Applying Probability Theory for the Quality Assessment of a Wildfire Spread Prediction Framework Based on Genetic Algorithms

Computer Architecture and Operating Systems Department, Autonomous University of Barcelona, Bellaterra, 08193 Barcelona, Spain

Received 1 October 2013; Accepted 18 November 2013

Academic Editors: T. Chen, Q. Cheng, and J. Yang

Copyright © 2013 Andrés Cencerrado et al. This is an open access article distributed under the Creative Commons Attribution License, which permits unrestricted use, distribution, and reproduction in any medium, provided the original work is properly cited.


This work presents a framework for assessing how the existing constraints at the time of attending an ongoing forest fire affect simulation results, both in terms of quality (accuracy) obtained and the time needed to make a decision.
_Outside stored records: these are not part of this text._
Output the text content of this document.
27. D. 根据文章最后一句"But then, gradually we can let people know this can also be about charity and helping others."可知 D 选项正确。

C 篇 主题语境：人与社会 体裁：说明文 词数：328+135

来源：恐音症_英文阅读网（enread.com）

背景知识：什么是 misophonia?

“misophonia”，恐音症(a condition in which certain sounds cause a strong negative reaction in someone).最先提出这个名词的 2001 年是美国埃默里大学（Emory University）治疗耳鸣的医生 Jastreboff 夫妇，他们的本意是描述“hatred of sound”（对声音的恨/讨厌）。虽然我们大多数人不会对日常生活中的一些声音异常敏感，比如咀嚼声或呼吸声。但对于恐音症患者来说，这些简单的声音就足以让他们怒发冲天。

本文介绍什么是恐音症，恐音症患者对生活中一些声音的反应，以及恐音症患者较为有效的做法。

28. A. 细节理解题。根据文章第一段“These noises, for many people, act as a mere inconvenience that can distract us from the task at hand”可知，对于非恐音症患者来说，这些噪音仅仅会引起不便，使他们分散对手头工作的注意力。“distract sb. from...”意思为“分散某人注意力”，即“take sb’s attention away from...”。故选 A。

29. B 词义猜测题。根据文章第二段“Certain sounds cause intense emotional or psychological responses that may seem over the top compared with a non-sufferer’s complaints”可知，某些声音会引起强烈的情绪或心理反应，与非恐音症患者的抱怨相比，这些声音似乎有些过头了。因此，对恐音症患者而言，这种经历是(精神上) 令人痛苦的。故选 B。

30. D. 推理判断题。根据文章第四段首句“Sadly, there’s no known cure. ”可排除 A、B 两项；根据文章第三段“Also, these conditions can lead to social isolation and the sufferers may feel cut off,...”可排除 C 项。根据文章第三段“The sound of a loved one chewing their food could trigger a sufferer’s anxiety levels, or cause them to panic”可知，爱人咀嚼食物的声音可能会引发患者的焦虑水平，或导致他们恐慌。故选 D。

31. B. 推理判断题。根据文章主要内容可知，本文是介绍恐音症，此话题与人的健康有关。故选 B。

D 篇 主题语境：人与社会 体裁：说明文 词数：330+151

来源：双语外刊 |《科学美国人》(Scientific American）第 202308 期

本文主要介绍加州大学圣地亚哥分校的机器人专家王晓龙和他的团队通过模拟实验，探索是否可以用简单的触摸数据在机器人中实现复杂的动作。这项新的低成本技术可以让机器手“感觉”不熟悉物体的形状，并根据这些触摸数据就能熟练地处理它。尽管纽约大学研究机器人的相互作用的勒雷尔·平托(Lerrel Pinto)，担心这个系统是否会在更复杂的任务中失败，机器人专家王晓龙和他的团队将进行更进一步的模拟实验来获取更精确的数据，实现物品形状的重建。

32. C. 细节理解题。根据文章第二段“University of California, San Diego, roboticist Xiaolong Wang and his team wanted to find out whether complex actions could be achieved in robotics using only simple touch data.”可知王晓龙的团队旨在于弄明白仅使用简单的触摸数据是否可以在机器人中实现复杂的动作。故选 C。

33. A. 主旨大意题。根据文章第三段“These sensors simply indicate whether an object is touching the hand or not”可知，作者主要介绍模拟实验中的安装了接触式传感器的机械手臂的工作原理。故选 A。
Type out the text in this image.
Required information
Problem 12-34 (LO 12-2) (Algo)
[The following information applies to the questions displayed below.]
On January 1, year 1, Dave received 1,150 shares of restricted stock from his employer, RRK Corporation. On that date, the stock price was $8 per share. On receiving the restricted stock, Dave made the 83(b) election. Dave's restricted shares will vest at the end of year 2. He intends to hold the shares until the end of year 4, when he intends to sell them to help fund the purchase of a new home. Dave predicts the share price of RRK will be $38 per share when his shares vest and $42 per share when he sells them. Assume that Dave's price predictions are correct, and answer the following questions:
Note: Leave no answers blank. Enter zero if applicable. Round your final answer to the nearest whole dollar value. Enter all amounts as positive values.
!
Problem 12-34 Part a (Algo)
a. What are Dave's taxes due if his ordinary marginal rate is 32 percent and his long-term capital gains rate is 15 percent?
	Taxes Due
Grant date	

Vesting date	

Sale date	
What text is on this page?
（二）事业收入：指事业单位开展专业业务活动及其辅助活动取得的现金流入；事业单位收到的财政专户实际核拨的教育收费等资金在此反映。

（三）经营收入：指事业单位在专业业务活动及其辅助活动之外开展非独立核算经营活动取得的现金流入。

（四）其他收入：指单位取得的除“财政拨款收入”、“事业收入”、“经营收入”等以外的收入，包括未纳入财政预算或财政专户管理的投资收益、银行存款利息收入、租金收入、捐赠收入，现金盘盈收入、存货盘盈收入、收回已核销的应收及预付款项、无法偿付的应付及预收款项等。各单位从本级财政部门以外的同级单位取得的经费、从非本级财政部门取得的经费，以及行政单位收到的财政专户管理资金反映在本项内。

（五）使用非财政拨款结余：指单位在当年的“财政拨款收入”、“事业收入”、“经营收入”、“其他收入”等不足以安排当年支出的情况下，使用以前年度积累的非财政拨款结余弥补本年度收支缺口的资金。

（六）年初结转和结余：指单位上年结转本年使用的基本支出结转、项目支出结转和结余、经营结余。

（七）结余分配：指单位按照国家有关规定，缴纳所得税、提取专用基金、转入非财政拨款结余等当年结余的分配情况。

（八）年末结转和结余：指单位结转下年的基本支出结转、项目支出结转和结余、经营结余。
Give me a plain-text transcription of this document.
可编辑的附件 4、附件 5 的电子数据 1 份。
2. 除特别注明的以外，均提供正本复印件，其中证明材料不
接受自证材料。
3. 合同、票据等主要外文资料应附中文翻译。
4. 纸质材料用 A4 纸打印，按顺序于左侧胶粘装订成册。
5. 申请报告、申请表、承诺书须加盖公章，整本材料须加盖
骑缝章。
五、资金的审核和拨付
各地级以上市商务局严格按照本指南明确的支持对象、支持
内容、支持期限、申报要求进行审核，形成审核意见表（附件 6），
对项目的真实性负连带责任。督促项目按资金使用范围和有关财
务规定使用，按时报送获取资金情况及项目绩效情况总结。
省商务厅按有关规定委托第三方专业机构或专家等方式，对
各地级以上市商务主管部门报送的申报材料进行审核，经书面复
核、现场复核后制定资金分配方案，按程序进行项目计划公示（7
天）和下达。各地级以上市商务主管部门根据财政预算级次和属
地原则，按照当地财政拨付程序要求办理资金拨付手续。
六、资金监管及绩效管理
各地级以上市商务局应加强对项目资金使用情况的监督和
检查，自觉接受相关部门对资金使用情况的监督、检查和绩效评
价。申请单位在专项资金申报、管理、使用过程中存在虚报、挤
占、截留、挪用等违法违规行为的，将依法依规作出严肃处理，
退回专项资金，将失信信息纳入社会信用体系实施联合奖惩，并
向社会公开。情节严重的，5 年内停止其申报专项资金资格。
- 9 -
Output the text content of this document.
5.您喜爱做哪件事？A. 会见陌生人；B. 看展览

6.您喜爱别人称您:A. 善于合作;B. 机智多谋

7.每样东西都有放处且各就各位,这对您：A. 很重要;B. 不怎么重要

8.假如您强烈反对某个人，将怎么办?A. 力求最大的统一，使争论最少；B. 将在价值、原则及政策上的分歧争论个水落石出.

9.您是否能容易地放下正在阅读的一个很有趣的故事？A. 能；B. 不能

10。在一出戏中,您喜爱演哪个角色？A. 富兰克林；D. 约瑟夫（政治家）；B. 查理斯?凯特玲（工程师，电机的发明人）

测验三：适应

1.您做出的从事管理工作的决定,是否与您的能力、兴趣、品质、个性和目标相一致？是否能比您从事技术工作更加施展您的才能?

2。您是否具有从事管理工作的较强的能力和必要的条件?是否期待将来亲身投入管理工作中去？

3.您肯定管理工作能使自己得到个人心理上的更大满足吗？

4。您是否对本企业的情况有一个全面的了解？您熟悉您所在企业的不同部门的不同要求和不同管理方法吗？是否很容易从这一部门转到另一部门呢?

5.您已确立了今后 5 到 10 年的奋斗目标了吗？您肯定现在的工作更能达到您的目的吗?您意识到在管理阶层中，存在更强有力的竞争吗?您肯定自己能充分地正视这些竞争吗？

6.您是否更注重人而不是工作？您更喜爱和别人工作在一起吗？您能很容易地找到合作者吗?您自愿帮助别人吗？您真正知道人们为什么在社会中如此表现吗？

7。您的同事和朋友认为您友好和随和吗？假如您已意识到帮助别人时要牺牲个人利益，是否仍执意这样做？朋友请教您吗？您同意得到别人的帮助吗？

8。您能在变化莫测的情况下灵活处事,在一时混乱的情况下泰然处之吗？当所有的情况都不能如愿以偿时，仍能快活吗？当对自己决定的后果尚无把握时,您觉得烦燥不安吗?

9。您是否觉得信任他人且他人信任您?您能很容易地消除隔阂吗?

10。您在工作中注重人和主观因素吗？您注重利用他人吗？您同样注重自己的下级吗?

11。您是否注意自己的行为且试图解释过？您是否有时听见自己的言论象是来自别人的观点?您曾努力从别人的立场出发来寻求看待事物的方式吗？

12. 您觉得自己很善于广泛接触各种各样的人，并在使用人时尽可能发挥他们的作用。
In the wildfire spread simulation and prediction area, it is essential to properly exploit the computational power offered by new computing advances. For this purpose, we rely on a two-stage prediction process to enhance the quality of traditional predictions, taking advantage of parallel computing. This strategy is based on an adjustment stage which is carried out by a well-known evolutionary technique: Genetic Algorithms. The core of this framework is evaluated according to the probability theory principles. Thus, a strong statistical study is presented and oriented towards the characterization of such an adjustment technique in order to help the operation managers deal with the two aspects previously mentioned: time and quality. The experimental work in this paper is based on a region in Spain which is one of the most prone to forest fires: El Cap de Creus.